4. Say No to a family discount
Your sale price should be fair market value, even if you’re selling to your child or children. It shouldn’t be sold at a discount because the money is usually needed for retirement, Snell says. ”The only difference is that you might set it up so that you will be paid over many years instead of getting a lump sum.”
5. Respect the new family CEO
The new boss is not the old boss. “Ideally, if you have done succession planning correctly, you should step away entirely,” Snell says. By staying on either as board chair or in some other capacity, it still allows for meddling and can prevent growth from occurring under the new generation’s decisions. Your family successor may redefine the CEO role and that’s something you need to accept.
Prepare your son or daughter to the best of your ability and then have faith and confidence in their decisions.
Also on your to-do list
Snell says it’s important your human resources department is ready to bring on other members of your senior management team to work with the new family CEO. Some of the senior management staff may retire with you, leaving positions to fill.

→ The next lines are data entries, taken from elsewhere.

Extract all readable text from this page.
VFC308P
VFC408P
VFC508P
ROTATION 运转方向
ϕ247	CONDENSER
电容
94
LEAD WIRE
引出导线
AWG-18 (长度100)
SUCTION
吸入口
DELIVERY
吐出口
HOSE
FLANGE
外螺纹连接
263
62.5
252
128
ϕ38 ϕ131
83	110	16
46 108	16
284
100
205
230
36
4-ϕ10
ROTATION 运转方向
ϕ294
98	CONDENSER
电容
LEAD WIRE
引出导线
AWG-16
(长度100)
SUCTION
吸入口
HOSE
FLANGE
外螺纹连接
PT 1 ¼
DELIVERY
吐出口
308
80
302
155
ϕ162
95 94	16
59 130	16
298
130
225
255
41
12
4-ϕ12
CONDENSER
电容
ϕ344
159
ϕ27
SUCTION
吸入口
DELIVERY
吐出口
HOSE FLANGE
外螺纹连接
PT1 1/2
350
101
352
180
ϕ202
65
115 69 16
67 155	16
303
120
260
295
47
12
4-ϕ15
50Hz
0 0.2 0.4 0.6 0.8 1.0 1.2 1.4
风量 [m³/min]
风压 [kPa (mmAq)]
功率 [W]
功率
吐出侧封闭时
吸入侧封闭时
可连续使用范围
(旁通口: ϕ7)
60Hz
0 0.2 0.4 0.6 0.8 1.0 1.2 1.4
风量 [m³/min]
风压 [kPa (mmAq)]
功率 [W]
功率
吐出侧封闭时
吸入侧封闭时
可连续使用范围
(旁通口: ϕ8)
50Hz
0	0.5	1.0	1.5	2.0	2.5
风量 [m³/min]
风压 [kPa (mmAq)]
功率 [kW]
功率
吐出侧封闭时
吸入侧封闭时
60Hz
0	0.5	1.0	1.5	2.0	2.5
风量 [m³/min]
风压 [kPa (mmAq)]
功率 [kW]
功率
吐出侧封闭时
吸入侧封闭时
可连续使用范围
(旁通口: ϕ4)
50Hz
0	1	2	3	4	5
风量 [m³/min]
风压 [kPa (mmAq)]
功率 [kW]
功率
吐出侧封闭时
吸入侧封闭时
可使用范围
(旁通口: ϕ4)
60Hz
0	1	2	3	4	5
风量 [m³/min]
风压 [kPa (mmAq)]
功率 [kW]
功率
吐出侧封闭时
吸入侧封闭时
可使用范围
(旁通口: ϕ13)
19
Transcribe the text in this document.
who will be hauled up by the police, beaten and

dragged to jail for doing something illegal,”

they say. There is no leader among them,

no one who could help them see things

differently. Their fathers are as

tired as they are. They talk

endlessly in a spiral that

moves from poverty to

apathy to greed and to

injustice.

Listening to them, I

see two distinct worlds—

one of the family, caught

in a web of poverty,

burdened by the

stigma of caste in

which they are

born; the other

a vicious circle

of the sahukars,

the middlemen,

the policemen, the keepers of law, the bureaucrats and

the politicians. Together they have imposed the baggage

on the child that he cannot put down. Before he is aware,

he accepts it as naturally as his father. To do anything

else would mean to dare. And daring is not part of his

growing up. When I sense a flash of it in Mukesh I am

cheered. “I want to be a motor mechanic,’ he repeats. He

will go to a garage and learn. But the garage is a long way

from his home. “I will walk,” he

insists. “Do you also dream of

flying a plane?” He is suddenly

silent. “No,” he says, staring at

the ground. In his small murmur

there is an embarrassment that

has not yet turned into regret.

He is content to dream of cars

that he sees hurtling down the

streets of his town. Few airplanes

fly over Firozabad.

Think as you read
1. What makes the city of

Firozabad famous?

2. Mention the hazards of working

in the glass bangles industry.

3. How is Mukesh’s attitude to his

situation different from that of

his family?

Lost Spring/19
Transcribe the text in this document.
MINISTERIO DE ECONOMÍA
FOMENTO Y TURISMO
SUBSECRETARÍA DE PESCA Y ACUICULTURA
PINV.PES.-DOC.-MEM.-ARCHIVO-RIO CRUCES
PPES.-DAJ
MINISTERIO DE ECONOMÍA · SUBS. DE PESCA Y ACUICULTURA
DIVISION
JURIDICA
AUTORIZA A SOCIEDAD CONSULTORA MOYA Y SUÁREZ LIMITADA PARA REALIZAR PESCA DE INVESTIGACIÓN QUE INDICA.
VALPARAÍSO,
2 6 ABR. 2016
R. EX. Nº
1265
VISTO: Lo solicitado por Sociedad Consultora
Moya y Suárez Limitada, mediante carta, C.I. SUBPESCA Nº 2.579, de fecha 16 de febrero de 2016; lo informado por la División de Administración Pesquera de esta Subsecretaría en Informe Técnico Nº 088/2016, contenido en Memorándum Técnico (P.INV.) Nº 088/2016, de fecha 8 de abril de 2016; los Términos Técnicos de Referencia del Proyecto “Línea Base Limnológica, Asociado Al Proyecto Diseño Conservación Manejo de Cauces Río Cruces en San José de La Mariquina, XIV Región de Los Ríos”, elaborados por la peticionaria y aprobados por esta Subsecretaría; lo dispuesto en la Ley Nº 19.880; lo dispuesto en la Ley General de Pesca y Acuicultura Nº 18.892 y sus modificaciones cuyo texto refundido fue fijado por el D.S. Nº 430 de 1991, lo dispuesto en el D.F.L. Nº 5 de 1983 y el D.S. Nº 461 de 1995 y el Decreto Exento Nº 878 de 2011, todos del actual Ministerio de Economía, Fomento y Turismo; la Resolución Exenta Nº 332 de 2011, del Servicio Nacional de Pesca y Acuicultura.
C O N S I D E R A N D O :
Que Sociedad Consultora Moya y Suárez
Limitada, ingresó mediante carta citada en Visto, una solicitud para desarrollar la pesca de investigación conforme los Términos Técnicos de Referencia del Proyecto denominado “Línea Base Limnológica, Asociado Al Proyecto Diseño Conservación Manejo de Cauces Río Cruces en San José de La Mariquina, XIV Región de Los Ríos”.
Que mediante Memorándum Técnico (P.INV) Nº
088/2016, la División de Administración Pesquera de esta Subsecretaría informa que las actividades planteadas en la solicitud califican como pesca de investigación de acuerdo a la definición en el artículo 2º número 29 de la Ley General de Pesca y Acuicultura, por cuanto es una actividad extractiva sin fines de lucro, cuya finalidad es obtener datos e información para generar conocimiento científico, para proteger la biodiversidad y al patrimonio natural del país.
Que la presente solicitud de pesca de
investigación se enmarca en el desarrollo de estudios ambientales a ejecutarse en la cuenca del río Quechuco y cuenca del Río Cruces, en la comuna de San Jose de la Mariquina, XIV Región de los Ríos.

Your HR team can also help your successor(s) prepare to take over the company. Does your child or children need to take any course to lead the business? Do they need mentoring or to shadow an employee to learn more. “If your successor needs a lot of development that could take another year,” Snell notes.
Not enough buyers
Snell says in a number of cases, there is no family succession. The result is that businesses will end up closing or selling to foreign owners to remain open.
“It’s terribly sad,” she says. “It’s a job loss, it’s a resource loss, it’s a brain drain, a knowledge loss and it has a financial impact.”
Almost 60% of Canada’s small and mid-sized business owners are aged 50 or older, nearly double the proportion of the overall workforce, indicated the 2017 BDC study.
Four out of 10 entrepreneurs are likely to leave their businesses in the coming years, the study indicated. Of these, only a quarter expect to transfer the business to a family member, while more than half intend to sell or transfer their business to someone outside their family. Just one in five expects to wind down the business and sell its assets.